I don't want to use this pic (Jon Kyl is in the middle of it), but it's the best one...

He tried to humbly claim that he isn't a real hero, that people like Congresswoman Giffords, Dr. Rhee (Giffords' doctor), the first responders, and anyone else who has dedicated their lives to public service is a real hero.

The crowd in Tucson and in Phoenix, and later the Commander-in-Chief, disagreed.

I think it's safe to defer to the Commander-in-Chief's judgement on this one. :)

- Governor Jan Brewer spoke.  She needs to stop reading other people's words.  At Saturday's press conference held in the immediate aftermath of the shooting, her words were heartfelt and sincere.  Today, her words sounded stilted and calculated.  She sounded like she was reaching for emotional profundity.  She didn't succeed.

She could also learn a lesson from two of the other speakers, Janet Napolitano and Eric Holder.  While neither can be called a "gifted" public speaker, both are "skilled" public speakers.  They hit their marks and got off the stage.

- Based on the reaction of the crowd, Janet Napolitano is more popular today than even when she left Arizona for D.C. and the job of Secretary of Homeland Security.  The cheers for her were much longer for her than for Brewer, and if that didn't send the message, the shout of "We miss you Janet!" from the crowd did.

Napolitano speaking

- As for President Obama's remarks, there were too many high points to list them all here, but for me, the passage invoking the youngest victim, Christina Taylor Green, and her asprirations, so tragically cut off, was the most moving of all of his remarks -
I want us to live up to her expectations.
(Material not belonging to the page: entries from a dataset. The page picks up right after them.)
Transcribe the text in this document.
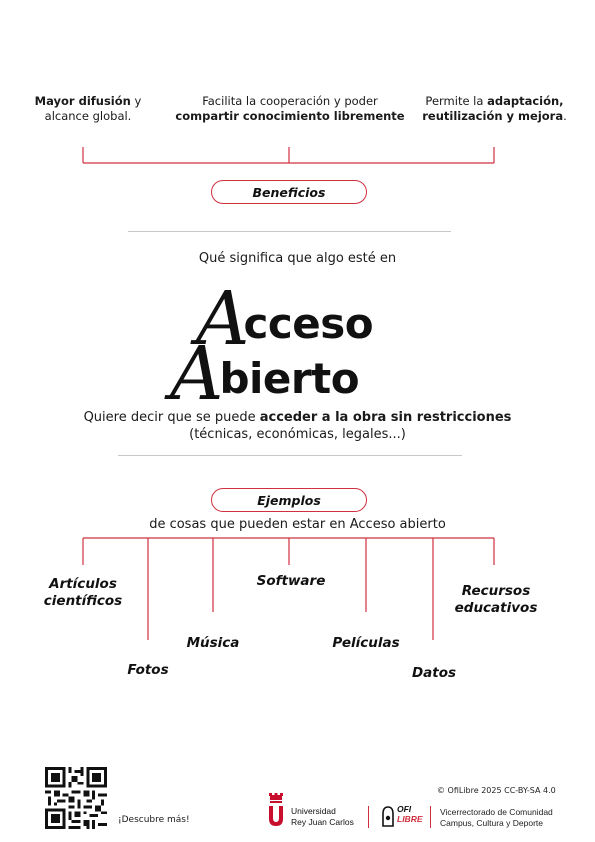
Mayor difusión y
alcance global.
Facilita la cooperación y poder
compartir conocimiento libremente
Permite la adaptación,
reutilización y mejora.
Beneficios
Qué significa que algo esté en
Acceso
Abierto
Quiere decir que se puede acceder a la obra sin restricciones
(técnicas, económicas, legales...)
Ejemplos
de cosas que pueden estar en Acceso abierto
Artículos
científicos
Fotos
Música
Software
Películas
Datos
Recursos
educativos
¡Descubre más!
© OfiLibre 2025 CC-BY-SA 4.0
Universidad
Rey Juan Carlos
OFI
LIBRE
Vicerrectorado de Comunidad
Campus, Cultura y Deporte
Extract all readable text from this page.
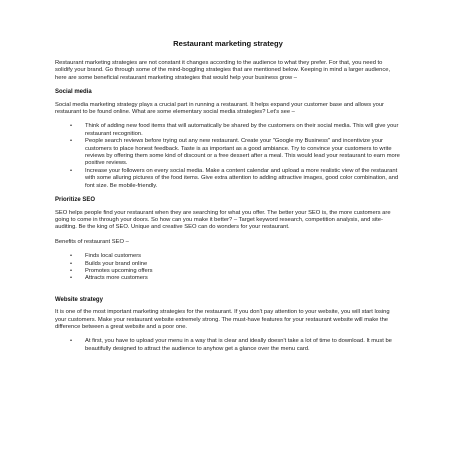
Restaurant marketing strategy

Restaurant marketing strategies are not constant it changes according to the audience to what they prefer. For that, you need to solidify your brand. Go through some of the mind-boggling strategies that are mentioned below. Keeping in mind a larger audience, here are some beneficial restaurant marketing strategies that would help your business grow –

Social media

Social media marketing strategy plays a crucial part in running a restaurant. It helps expand your customer base and allows your restaurant to be found online. What are some elementary social media strategies? Let's see –

• Think of adding new food items that will automatically be shared by the customers on their social media. This will give your restaurant recognition.
• People search reviews before trying out any new restaurant. Create your "Google my Business" and incentivize your customers to place honest feedback. Taste is as important as a good ambiance. Try to convince your customers to write reviews by offering them some kind of discount or a free dessert after a meal. This would lead your restaurant to earn more positive reviews.
• Increase your followers on every social media. Make a content calendar and upload a more realistic view of the restaurant with some alluring pictures of the food items. Give extra attention to adding attractive images, good color combination, and font size. Be mobile-friendly.
Prioritize SEO

SEO helps people find your restaurant when they are searching for what you offer. The better your SEO is, the more customers are going to come in through your doors. So how can you make it better? – Target keyword research, competition analysis, and site-auditing. Be the king of SEO. Unique and creative SEO can do wonders for your restaurant.

Benefits of restaurant SEO –

• Finds local customers
• Builds your brand online
• Promotes upcoming offers
• Attracts more customers
Website strategy

It is one of the most important marketing strategies for the restaurant. If you don't pay attention to your website, you will start losing your customers. Make your restaurant website extremely strong. The must-have features for your restaurant website will make the difference between a great website and a poor one.

• At first, you have to upload your menu in a way that is clear and ideally doesn't take a lot of time to download. It must be beautifully designed to attract the audience to anyhow get a glance over the menu card.
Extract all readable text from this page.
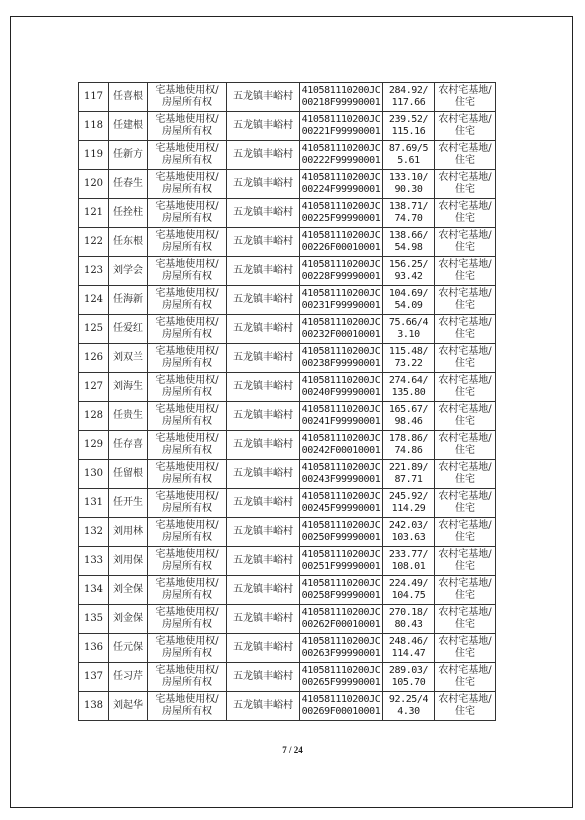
117	任喜根	宅基地使用权/
房屋所有权	五龙镇丰峪村	410581110200JC
00218F99990001	284.92/
117.66	农村宅基地/
住宅

118	任建根	宅基地使用权/
房屋所有权	五龙镇丰峪村	410581110200JC
00221F99990001	239.52/
115.16	农村宅基地/
住宅

119	任新方	宅基地使用权/
房屋所有权	五龙镇丰峪村	410581110200JC
00222F99990001	87.69/5
5.61	农村宅基地/
住宅

120	任春生	宅基地使用权/
房屋所有权	五龙镇丰峪村	410581110200JC
00224F99990001	133.10/
90.30	农村宅基地/
住宅

121	任拴柱	宅基地使用权/
房屋所有权	五龙镇丰峪村	410581110200JC
00225F99990001	138.71/
74.70	农村宅基地/
住宅

122	任东根	宅基地使用权/
房屋所有权	五龙镇丰峪村	410581110200JC
00226F00010001	138.66/
54.98	农村宅基地/
住宅

123	刘学会	宅基地使用权/
房屋所有权	五龙镇丰峪村	410581110200JC
00228F99990001	156.25/
93.42	农村宅基地/
住宅

124	任海新	宅基地使用权/
房屋所有权	五龙镇丰峪村	410581110200JC
00231F99990001	104.69/
54.09	农村宅基地/
住宅

125	任爱红	宅基地使用权/
房屋所有权	五龙镇丰峪村	410581110200JC
00232F00010001	75.66/4
3.10	农村宅基地/
住宅

126	刘双兰	宅基地使用权/
房屋所有权	五龙镇丰峪村	410581110200JC
00238F99990001	115.48/
73.22	农村宅基地/
住宅

127	刘海生	宅基地使用权/
房屋所有权	五龙镇丰峪村	410581110200JC
00240F99990001	274.64/
135.80	农村宅基地/
住宅

128	任贵生	宅基地使用权/
房屋所有权	五龙镇丰峪村	410581110200JC
00241F99990001	165.67/
98.46	农村宅基地/
住宅

129	任存喜	宅基地使用权/
房屋所有权	五龙镇丰峪村	410581110200JC
00242F00010001	178.86/
74.86	农村宅基地/
住宅

130	任留根	宅基地使用权/
房屋所有权	五龙镇丰峪村	410581110200JC
00243F99990001	221.89/
87.71	农村宅基地/
住宅

131	任开生	宅基地使用权/
房屋所有权	五龙镇丰峪村	410581110200JC
00245F99990001	245.92/
114.29	农村宅基地/
住宅

132	刘用林	宅基地使用权/
房屋所有权	五龙镇丰峪村	410581110200JC
00250F99990001	242.03/
103.63	农村宅基地/
住宅

133	刘用保	宅基地使用权/
房屋所有权	五龙镇丰峪村	410581110200JC
00251F99990001	233.77/
108.01	农村宅基地/
住宅

134	刘全保	宅基地使用权/
房屋所有权	五龙镇丰峪村	410581110200JC
00258F99990001	224.49/
104.75	农村宅基地/
住宅

135	刘金保	宅基地使用权/
房屋所有权	五龙镇丰峪村	410581110200JC
00262F00010001	270.18/
80.43	农村宅基地/
住宅

136	任元保	宅基地使用权/
房屋所有权	五龙镇丰峪村	410581110200JC
00263F99990001	248.46/
114.47	农村宅基地/
住宅

137	任习芹	宅基地使用权/
房屋所有权	五龙镇丰峪村	410581110200JC
00265F99990001	289.03/
105.70	农村宅基地/
住宅

138	刘起华	宅基地使用权/
房屋所有权	五龙镇丰峪村	410581110200JC
00269F00010001	92.25/4
4.30	农村宅基地/
住宅
7 / 24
I want our democracy to be as good as she imagined it. All of us – we should do everything we can to make sure this country lives up to our children’s expectations.

The video of the President's speech, courtesy PBS Newshour -

In other news, at least tangentially-related to the events -

- Sarah Palin signalled the end to her presidential ambitions with a video response to recent calls to tone down her rhetoric, laden with militant and violent imagery.  She essentially said that her violent words don't contribute to violence, but others' criticism of her violent words does (huh?).  She also used a hateful anti-semitic slur, "blood libel," to portray herself as much a victim as the Jewish Congresswoman laying critically injured in a hospital.

On a day that was all about community, shared grief, and collective hope (Gabby opened her eyesYES!!), Palin tried to make it all about herself.

- LD20 GOP chairman Anthony Miller resigned from his position due to threats to himself and his family from tea party types.

- Conservative folks have, of course, criticized the way the event was conducted, possibly because they don't dare criticize the event itself.